Suddenly, there was something extra in her gaze, an awareness, and my blood began to hum in response. Maybe Scarlett wasn’t the one I should be focused on…
I drew in a sharp breath. Nope. Annalise was attractive, sure, but I couldn’t screw around with Kelly’s best friend. My sister—and mother—would kill me when any fling with Annalise ended. And it would end, because I didn’t do long-term. It was in my genes.
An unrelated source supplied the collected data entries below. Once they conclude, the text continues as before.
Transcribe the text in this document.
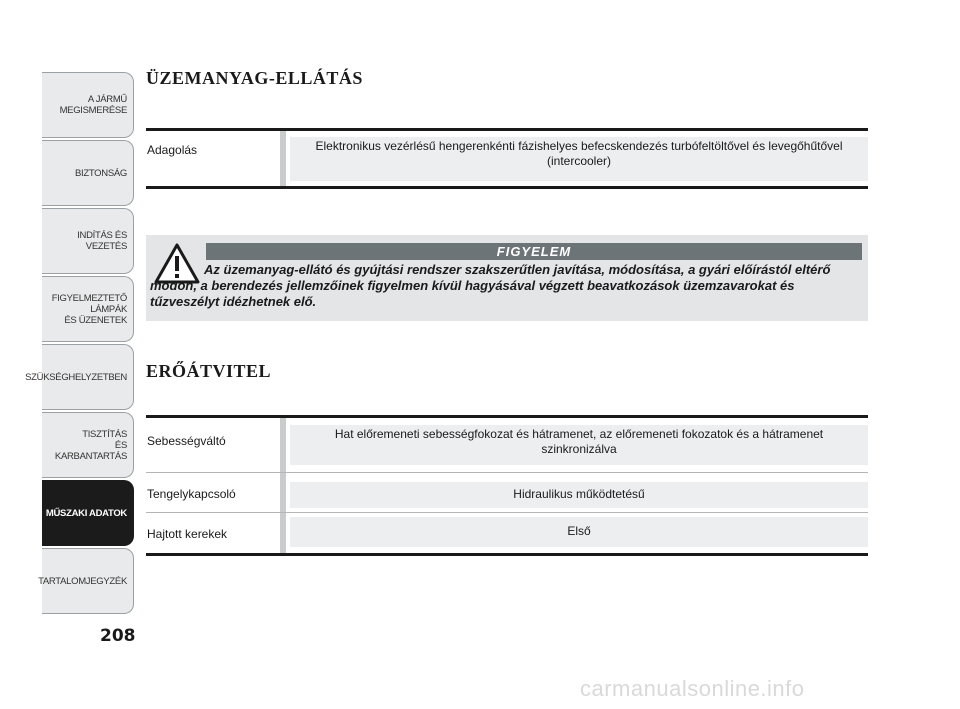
A JÁRMŰ
MEGISMERÉSE
BIZTONSÁG
INDÍTÁS ÉS VEZETÉS
FIGYELMEZTETŐ
LÁMPÁK
ÉS ÜZENETEK
SZÜKSÉGHELYZETBEN
TISZTÍTÁS
ÉS KARBANTARTÁS
MŰSZAKI ADATOK
TARTALOMJEGYZÉK
208
ÜZEMANYAG-ELLÁTÁS
Adagolás	Elektronikus vezérlésű hengerenkénti fázishelyes befecskendezés turbófeltöltővel és levegőhűtővel (intercooler)
FIGYELEM
Az üzemanyag-ellátó és gyújtási rendszer szakszerűtlen javítása, módosítása, a gyári előírástól eltérő módon, a berendezés jellemzőinek figyelmen kívül hagyásával végzett beavatkozások üzemzavarokat és tűzveszélyt idézhetnek elő.
ERŐÁTVITEL
Sebességváltó	Hat előremeneti sebességfokozat és hátramenet, az előremeneti fokozatok és a hátramenet szinkronizálva
Tengelykapcsoló	Hidraulikus működtetésű
Hajtott kerekek	Első
carmanualsonline.info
Everyone knew the apple never fell far from the tree, and every person in Australia knew what a rotten tree my father had been. Sleeping around on his wife, not bothering to hide it from the gossip magazines, not turning up for gigs because he’d found something—or someone—more interesting, disappearing for weeks at a time, leaving people worried and searching for him, only to reappear, wondering what all the fuss was about.
He usually realized his mistakes later, begged for forgiveness, and was forgiven all in time to make the next lapse in judgment. By the end, he’d been so drunk all the time, the band couldn’t tour. He’d managed to destroy his own career.
Sure, I’d never make those exact mistakes, but I had the same restless spirit, the same inability to make a relationship work. The principle was the same.
Luckily, Kelly hadn’t taken after our father at all—she was our mother all over, from her looks to her good heart—but I’d long ago accepted that my genes were stacked against me.
Annalise glanced down at her watch. “I need to get going,” she said, clearly avoiding the question about a favor.
The smart thing would be to let her, and, for one of the rare times in my life, I did the smart thing. After scribbling down my address on a napkin, I pushed the chair back and stood. “See you tomorrow.”
She smiled and waved. As I strode out of the cafe, I had to wonder if I’d been wrong. This entire plan might not have been the smart thing.